Manatee Lagoon – Riviera Beach in Palm Beach County
Another opportunity on the east coast to look at manatees in the wild is Manatee Lagoon. Run by Florida Power & Light, the manatees congregate here for the warm waters that come out of the FP&L energy plant.
TECO Manatee Viewing Center -Apollo Beach in Hillsborough County
Another energy company in the state, TECO, also has a manatee viewing center. Located just outside of Tampa, it also has a habitat trail and observation tower.
Manatee Springs State Park – Chiefland in Levy County
Of course a park called Manatee Springs is a great place to see manatees! The boardwalk through the cypress forest is a great way to view them. Swimming in the springs is prohibited while the manatees are congregating in season.
Where To See Manatees In Florida In Rehab
As stated above, manatees are never kept in captivity unless they are being rehabilitated from injury or sickness or can’t survive in the wild on their own. Once they’re reported, they’re taken to federally permitted manatee critical care facilities.
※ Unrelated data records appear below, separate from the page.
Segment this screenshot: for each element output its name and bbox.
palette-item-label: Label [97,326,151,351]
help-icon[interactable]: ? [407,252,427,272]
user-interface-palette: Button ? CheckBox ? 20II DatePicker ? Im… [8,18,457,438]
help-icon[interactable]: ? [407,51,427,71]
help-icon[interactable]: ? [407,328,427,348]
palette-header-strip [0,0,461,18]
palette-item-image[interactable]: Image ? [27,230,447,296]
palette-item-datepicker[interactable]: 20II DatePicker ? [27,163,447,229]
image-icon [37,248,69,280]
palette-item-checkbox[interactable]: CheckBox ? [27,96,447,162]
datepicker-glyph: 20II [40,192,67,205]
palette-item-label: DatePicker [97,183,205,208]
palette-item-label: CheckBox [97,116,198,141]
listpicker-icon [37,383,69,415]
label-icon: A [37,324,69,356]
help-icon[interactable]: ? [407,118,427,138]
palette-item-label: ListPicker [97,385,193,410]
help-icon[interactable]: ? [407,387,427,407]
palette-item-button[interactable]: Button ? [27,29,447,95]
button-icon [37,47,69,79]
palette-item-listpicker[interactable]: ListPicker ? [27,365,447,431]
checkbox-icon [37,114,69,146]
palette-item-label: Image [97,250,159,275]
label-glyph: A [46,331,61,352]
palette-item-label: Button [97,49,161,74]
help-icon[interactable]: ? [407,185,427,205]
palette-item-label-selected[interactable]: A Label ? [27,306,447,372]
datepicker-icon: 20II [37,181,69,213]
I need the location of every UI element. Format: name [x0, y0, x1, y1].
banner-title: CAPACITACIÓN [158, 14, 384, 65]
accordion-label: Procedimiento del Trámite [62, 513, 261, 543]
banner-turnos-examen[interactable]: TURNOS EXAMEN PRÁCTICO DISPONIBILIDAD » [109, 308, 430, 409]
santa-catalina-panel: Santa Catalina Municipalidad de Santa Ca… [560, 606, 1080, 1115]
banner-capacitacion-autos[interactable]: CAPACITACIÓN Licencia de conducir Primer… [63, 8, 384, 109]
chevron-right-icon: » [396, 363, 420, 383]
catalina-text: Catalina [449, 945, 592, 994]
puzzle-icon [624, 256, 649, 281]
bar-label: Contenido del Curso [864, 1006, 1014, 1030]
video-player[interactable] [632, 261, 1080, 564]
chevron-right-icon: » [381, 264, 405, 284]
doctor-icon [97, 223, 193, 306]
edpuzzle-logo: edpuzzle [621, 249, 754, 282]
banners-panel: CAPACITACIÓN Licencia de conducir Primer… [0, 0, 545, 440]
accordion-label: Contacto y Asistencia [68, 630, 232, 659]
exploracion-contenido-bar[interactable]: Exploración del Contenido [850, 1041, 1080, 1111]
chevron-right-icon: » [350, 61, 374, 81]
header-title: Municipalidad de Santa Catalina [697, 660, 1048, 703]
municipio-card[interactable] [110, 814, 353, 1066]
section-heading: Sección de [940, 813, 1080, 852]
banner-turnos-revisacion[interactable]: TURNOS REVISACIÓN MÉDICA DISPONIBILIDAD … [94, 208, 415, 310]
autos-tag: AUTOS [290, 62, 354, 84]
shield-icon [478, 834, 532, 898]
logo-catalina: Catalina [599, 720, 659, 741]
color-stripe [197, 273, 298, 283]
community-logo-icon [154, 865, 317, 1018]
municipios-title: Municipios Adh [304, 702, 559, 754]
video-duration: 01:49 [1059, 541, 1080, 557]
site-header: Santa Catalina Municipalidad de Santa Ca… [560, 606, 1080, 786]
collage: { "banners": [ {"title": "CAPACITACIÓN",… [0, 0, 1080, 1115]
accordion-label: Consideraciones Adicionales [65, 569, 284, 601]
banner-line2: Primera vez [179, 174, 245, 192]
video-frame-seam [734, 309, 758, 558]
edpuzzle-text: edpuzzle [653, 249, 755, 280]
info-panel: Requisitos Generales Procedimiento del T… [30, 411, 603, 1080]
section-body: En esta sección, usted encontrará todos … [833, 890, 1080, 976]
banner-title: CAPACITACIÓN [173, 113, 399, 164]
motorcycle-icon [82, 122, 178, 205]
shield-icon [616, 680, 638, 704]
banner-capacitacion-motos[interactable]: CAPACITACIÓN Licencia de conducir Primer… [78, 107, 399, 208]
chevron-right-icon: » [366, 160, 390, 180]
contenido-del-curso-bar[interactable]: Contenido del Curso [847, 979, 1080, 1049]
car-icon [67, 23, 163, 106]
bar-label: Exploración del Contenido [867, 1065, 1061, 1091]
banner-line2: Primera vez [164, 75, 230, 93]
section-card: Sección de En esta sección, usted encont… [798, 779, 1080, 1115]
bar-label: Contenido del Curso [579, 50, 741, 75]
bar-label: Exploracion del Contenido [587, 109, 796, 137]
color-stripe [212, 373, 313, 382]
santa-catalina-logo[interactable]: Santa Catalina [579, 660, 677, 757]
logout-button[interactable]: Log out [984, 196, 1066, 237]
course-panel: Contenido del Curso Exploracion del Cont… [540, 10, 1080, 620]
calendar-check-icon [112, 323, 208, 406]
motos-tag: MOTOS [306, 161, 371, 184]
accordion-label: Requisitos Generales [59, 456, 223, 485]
If they can’t be returned to the wild because of their injury, there are several partner programs where they can live or get additional treatment. Luckily many of them are open to the public so if you can’t see manatees in the wild in Florida, there are other opportunities.
Ellie Schiller Homosassa Springs Wildlife State Park – Homosassa Springs in Citrus County
A former roadside attraction, Homosassa Springs State Park is a great place to see a wide variety of animals that have been injured or accustomed to humans and can’t be returned to the wild. Including manatees you can view from the walkway above their pool.
ZooTampa at Lowery Park – Tampa in Hillsborough County
ZooTampa’s critical care center was the first built to care and rehabilitated injured manatees. In addition to critical care pools, there’s also an observation area for the public to view their treatments.
Bishop Museum of Science and Nature – Bradenton in Manatee County
Bishop Museum of Science and Nature has a Stage 2 rehab facility. Their newly renovated manatee area mimics manatee habitats in cypress groves and visitors can view the manatees from above or from an underwater area.
Jacksonville Zoo – Jacksonville in Duval County
The first ever manatee rehab center in northeast Florida, Jacksonville Zoo is large enough to hold up to 6 manatees at a time.
Mote Marine Aquarium – Sarasota in Sarasota County
Mote Marine has two resident manatees, Hugh and Buffett (named after, of course, singer Jimmy Buffett) Both were born into captivity and are trained to help with research projects that gain more information for scientists about their species.